MINSK -- Belarus's Interior Ministry has added RFE/RL's Belarus Service, known locally as Radio Svaboda, to its registry of extremist organizations, in a continued clampdown on independent media and civil society sparked by an eruption of protests against authoritarian ruler Alyaksandr Lukashenka's claim he won a presidential election last year that the opposition says was rigged.
According to the statement issued by the ministry on December 23, "a group of citizens associated via Radio Svaboda's Internet resources were determined to be an extremist group."
The move means that Belarusians who subscribe to Radio Svaboda online could face up to six years in prison.
RFE/RL President Jamie Fly said that “we condemn the Belarusian government’s campaign to criminalize honest journalism and deprive the Belarusian people of the truth. We again adamantly reject this ridiculous, regime-imposed label -- Radio Svaboda is not an ‘extremist organization.’”
The Interior Ministry’s declaration against RFE/RL’s Belarus Service comes as actions were reportedly taken against two other journalists in the country, Andrey Kuznechyk and Aleh Hruzdzilovich.
Fly condemned those actions as well, saying that Hruzdzilovich and Kuznechyk “are hostages taken by this lawless regime, not criminals. Factual reporting is not an ‘extremist’ activity, and journalism is not a crime.”
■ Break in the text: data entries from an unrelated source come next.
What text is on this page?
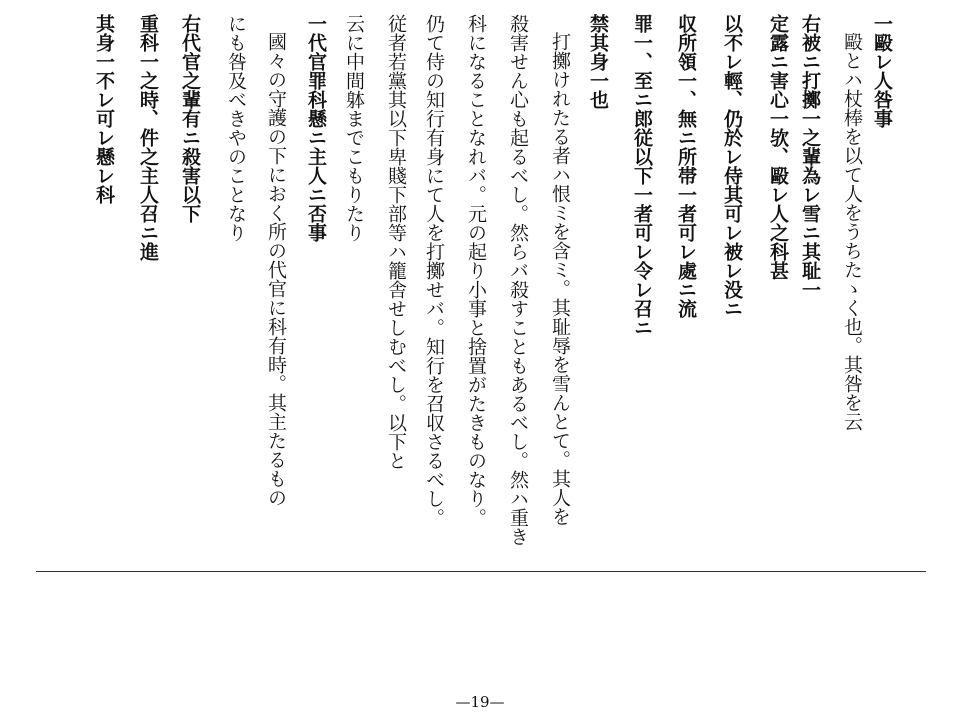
一毆レ人咎事
毆とハ杖棒を以て人をうちたゝく也。其咎を云
右被ニ打擲一之輩為レ雪ニ其耻一
定露ニ害心一欤、毆レ人之科甚
以不レ輕、仍於レ侍其可レ被レ没ニ
収所領一、無ニ所帯一者可レ處ニ流
罪一、至ニ郎従以下一者可レ令レ召ニ
禁其身一也
打擲けれたる者ハ恨ミを含ミ。其耻辱を雪んとて。其人を
殺害せん心も起るべし。然らバ殺すこともあるべし。然ハ重き
科になることなれバ。元の起り小事と捨置がたきものなり。
仍て侍の知行有身にて人を打擲せバ。知行を召収さるべし。
従者若黨其以下卑賤下部等ハ籠舎せしむべし。以下と
云に中間躰までこもりたり
一代官罪科懸ニ主人ニ否事
國々の守護の下におく所の代官に科有時。其主たるもの
にも咎及べきやのことなり
右代官之輩有ニ殺害以下
重科一之時、件之主人召ニ進
其身一不レ可レ懸レ科
—19—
The action comes almost three weeks after a court in Minsk designated its official Telegram channel and some of the broadcaster's social media accounts as extremist.
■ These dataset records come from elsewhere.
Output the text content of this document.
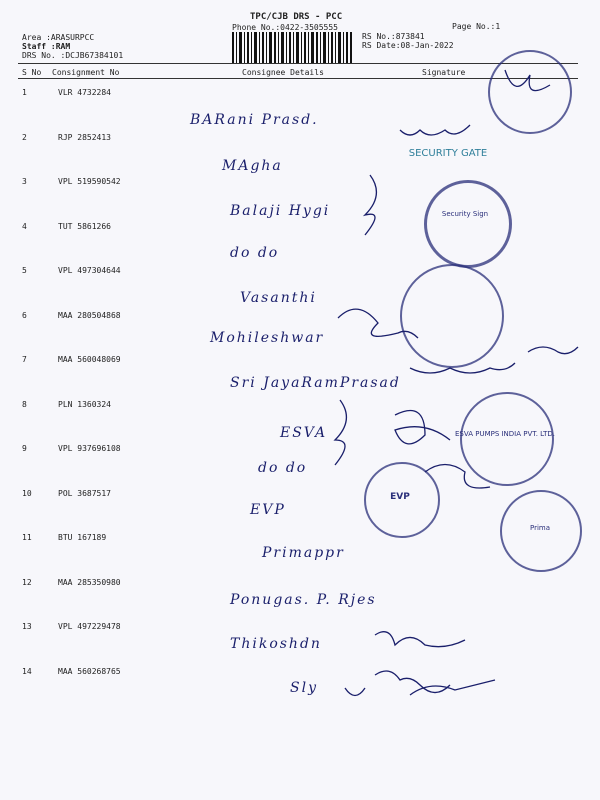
TPC/CJB DRS - PCC
Phone No.:0422-3505555	Page No.:1
Area :ARASURPCC
Staff :RAM
DRS No. :DCJB67384101
RS No.:873841
RS Date:08-Jan-2022
S No Consignment No	Consignee Details	Signature
1	VLR 4732284
BARani Prasd.
2	RJP 2852413
MAgha
3	VPL 519590542
Balaji Hygi
4	TUT 5861266
do do
5	VPL 497304644
Vasanthi
6	MAA 280504868
Mohileshwar
7	MAA 560048069
Sri JayaRamPrasad
8	PLN 1360324
ESVA
9	VPL 937696108
do do
10	POL 3687517
EVP
11	BTU 167189
Primappr
12	MAA 285350980
Ponugas. P. Rjes
13	VPL 497229478
Thikoshdn
14	MAA 560268765
Sly
SECURITY GATE
Security Sign
ESVA PUMPS INDIA PVT. LTD.
EVP
Prima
Authorities in Belarus have declared hundreds of Telegram channels, blogs and chatrooms as “extremist” since the country was engulfed by protests since the August 2020 presidential election, which handed Lukashenka a sixth consecutive term.
In response, the government has cracked down hard on the pro-democracy movement, arresting thousands of people and pushing most of the top opposition figures out of the country. There have also been credible reports of torture and ill-treatment, and several people have died.
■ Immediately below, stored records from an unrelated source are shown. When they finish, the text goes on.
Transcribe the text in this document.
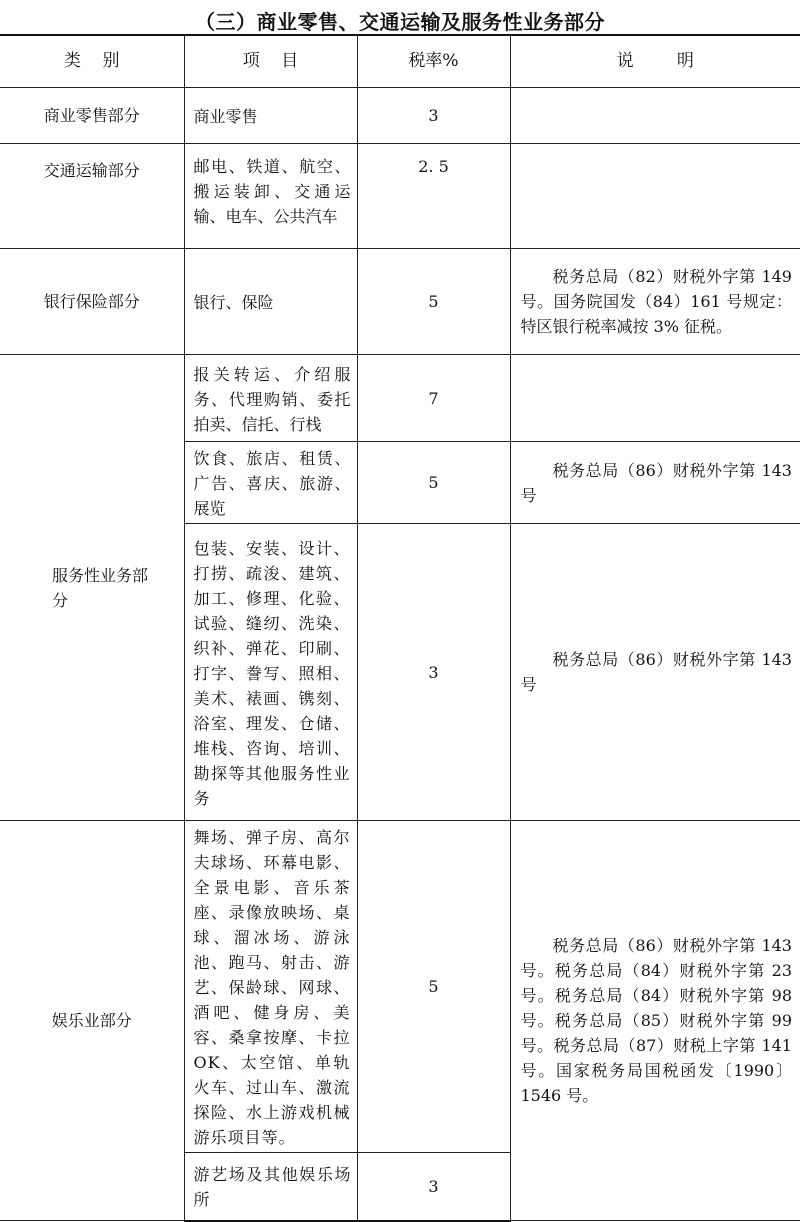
（三）商业零售、交通运输及服务性业务部分
类    别	项    目	税率%	说        明
商业零售部分	商业零售	3	
交通运输部分	邮电、铁道、航空、搬运装卸、交通运输、电车、公共汽车	2. 5	
银行保险部分	银行、保险	5	税务总局（82）财税外字第 149 号。国务院国发（84）161 号规定：特区银行税率减按 3% 征税。

服务性业务部分	报关转运、介绍服务、代理购销、委托拍卖、信托、行栈	7	
	饮食、旅店、租赁、广告、喜庆、旅游、展览	5	税务总局（86）财税外字第 143 号
	包装、安装、设计、打捞、疏浚、建筑、加工、修理、化验、试验、缝纫、洗染、织补、弹花、印刷、打字、誊写、照相、美术、裱画、镌刻、浴室、理发、仓储、堆栈、咨询、培训、勘探等其他服务性业务	3	税务总局（86）财税外字第 143 号
娱乐业部分	舞场、弹子房、高尔夫球场、环幕电影、全景电影、音乐茶座、录像放映场、桌球、溜冰场、游泳池、跑马、射击、游艺、保龄球、网球、酒吧、健身房、美容、桑拿按摩、卡拉OK、太空馆、单轨火车、过山车、激流探险、水上游戏机械游乐项目等。	5	税务总局（86）财税外字第 143 号。税务总局（84）财税外字第 23 号。税务总局（84）财税外字第 98 号。税务总局（85）财税外字第 99 号。税务总局（87）财税上字第 141 号。国家税务局国税函发〔1990〕1546 号。
	游艺场及其他娱乐场所	3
Dozens of news websites have been blocked in Belarus and independent media shuttered as part of a sweeping crackdown on information in the wake of the unprecedented protests.
The website of RFE/RL's Belarus Service has been blocked within Belarus since August 21, 2020, while the accreditation of all locally based journalists working for foreign media, including RFE/RL, were annulled by the Belarusian authorities in October 2020.
Lukashenka, who has run the country since 1994, has denied any fraud in the election and refuses to negotiate with the opposition on a political transition and new elections.
The West has refused to recognize Lukashenka as the legitimate leader of Belarus and in response has imposed several waves of sanctions against the government and other officials accused of aiding and benefiting from the crackdown.
Separately on December 23, relatives told RFE/RL that Kuznechyk, a jailed freelance journalist who has worked for RFE/RL’s Belarus Service, is facing unspecified criminal charges.
Kuznechyk was not released from jail last week even though the second consecutive jail term he was handed on a controversial hooliganism charge ended.
His relatives told RFE/RL that they were officially informed that the journalist will be transferred from the notorious Akrestsina detention center, where many inmates have said they were tortured, to another detention center in Minsk as a criminal case on unspecified charges had been launched against him.
Kuznechyk was initially sentenced to 10 days in jail on November 26 after a trial in which he refused to accept the guilty verdict.
And a rights group reported that Hruzdzilovich, a correspondent of RFE/RL's Belarus Service, has been seized and held by masked men who broke into his home in Minsk.
No other information was immediately available following the December 23 report from the Minsk-based Vyasna (Spring) rights group.
Hruzdzilovich and another RFE/RL correspondent, Ina Studzinskaya, in late July were released from jail 10 days after their arrest as part of Lukashenka's clampdown on the media.
When they were released on July 26, Hruzdzilovich and Studzinskaya said they were informed that they remain suspects in an unspecified criminal case.